Genesis 3:15, a text called the Proto-evangelium because it is the first announcement of the Good News, has often been read in the Church in the light of Mary's role. The woman spoken of there will crush the head of Satan:
"I will put enmity between you and the woman,
and between your offspring and hers;
he will strike your head,
and you will strike his heel."

Think about that. God himself has put enmity between Satan and Mary. So Mary has a particular power in crushing the forces of evil. That's why the rosary is a powerful prayer. When we pray it, we are stepping into that divinely established way that God wants to protect his children and defeat Satan.

On the feast of the Assumption last August, Pope Francis spoke about this too:



"Mary accompanies us, struggles with us, sustains Christians in their fight against the forces of evil. Prayer with Mary, especially the rosary – but listen carefully: the Rosary. Do you pray the Rosary every day? But I’m not sure you do [the people shout “Yes!”]… Really? Well, prayer with Mary, especially the Rosary, has this “suffering” dimension, that is of struggle, a sustaining prayer in the battle against the evil one and his accomplices. The Rosary also sustains us in the battle."
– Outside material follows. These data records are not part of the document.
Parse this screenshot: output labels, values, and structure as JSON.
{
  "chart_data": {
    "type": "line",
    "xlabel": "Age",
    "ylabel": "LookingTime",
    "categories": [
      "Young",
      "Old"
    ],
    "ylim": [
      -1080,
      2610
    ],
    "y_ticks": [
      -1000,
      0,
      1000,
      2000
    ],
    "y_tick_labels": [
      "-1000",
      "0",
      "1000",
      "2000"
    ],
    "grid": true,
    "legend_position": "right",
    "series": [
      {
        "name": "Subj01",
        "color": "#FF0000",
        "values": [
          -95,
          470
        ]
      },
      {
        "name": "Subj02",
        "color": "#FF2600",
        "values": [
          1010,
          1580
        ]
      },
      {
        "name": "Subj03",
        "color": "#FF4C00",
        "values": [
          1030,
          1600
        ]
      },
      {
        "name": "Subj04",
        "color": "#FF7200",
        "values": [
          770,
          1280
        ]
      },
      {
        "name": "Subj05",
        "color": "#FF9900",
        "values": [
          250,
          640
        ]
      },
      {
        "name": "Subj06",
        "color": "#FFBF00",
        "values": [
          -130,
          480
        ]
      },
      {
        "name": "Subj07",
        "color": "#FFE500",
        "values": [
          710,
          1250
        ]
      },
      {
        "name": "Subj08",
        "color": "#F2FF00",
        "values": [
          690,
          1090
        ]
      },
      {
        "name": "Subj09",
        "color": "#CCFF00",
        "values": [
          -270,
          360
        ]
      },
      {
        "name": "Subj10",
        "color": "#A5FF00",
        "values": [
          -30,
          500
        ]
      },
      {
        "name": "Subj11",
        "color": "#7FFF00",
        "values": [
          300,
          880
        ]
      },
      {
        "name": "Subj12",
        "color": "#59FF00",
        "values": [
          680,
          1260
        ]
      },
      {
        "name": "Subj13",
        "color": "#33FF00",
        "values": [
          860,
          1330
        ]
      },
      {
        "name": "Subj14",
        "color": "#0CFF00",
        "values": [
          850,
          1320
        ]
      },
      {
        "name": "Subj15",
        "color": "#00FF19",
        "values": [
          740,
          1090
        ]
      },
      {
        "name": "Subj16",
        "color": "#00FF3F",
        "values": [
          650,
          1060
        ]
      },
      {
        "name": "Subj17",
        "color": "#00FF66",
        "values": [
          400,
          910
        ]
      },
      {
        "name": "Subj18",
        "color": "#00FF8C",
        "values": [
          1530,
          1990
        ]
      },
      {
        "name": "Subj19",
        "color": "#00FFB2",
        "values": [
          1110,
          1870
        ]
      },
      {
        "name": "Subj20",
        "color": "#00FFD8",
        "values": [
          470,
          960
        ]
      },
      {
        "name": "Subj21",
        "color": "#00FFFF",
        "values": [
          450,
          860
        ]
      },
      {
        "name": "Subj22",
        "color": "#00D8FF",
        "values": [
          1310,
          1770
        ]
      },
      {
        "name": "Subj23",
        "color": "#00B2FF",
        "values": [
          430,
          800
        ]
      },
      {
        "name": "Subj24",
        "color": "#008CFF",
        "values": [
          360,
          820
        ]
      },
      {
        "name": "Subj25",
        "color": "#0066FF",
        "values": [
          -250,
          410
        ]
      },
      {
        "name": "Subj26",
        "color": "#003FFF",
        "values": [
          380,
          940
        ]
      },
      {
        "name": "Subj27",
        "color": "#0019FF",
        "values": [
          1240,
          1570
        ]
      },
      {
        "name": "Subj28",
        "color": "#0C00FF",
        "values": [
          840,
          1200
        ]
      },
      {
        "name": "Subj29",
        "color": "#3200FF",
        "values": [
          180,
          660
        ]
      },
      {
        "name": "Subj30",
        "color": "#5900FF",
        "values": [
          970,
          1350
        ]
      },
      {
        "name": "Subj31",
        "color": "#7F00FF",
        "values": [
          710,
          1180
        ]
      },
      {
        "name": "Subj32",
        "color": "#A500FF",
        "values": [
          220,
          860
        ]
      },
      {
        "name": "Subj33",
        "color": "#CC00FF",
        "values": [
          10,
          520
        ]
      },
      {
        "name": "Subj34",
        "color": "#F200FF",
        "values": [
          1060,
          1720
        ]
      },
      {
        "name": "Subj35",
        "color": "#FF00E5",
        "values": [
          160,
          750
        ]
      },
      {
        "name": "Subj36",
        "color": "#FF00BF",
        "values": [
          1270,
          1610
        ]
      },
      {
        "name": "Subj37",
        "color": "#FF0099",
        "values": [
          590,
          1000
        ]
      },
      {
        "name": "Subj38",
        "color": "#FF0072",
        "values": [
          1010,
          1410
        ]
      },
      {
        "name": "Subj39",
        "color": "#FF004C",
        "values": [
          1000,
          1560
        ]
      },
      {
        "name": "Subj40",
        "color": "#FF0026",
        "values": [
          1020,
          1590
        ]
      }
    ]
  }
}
Saturday, October 05, 2013

Pope Francis and Palm Sunday

A lot of discussion has arisen about Pope Francis' recent interviews. Whatever you think about it, a lot of people are confused. Two things are good to keep in mind.

1. When Pope Benedict wrote his book on Jesus, he said that it was not a work of the magisterium and so "Everyone, then, is free to contradict me." That is important to remember when it comes to non-magisterial statements of the pope. An off-the-cuff interview falls into that category. So it's healthy that Catholics are debating what Francis said and sometimes disagreeing with it. He is not speaking infallibly in these interviews.

2. I started to notice that a lot of praise was coming to Francis from unusual quarters, that is, from people who are generally not on board with Church teaching. In other words, the world has been praising him. But some of that praise is coming to him for the wrong reasons.
Some people think that he is softening the Church's teaching on the hard issues, like abortion, contraception, and same-sex unions. Actually, he is not. But that is the perception. And in the media, perception often counts more than the truth.

I think it is a lot like Palm Sunday. The crowds who turned out to praise Jesus would, just a few days later, shout violently, "Crucify him! Crucify him!" Why? Because they were praising Jesus for the wrong reasons. Perhaps they thought he would overturn the hated Roman government and be a political Messiah. But as soon as they realized Jesus was not following their agenda, they turned on him.

The same thing will happen to Francis. Once the world and the media start to realize that he is not soft-pedaling the hard teachings of the Gospel, they will turn on him too. The day will come when Francis has to proclaim some of those hard truths, and many who praise him now will turn away. And such it has to be.

Jesus said, "I have chosen you out of the world--therefore the world hates you" (Jn 15:19).  If the world didn't hate the Church, if its shepherds only accommodated the worlds' demands, we would really be in trouble. Jesus was very stark: "If the world hates you, be aware that it hated me before it hated you. If you belonged to the world, the world would love you as its own. . . . If they persecuted me, they will persecute you." (Jn 15:18-20).

That's why I feel uneasy when the world treats the pope like a rock star. He's not meant to be a rock star. He is the Rock of Peter, and the gates of hell will not prevail against it. Right now Francis is living his Palm Sunday moment. But just as assuredly his Good Friday will come, when he will have to climb his own Mount Calvary. Let us pray for him!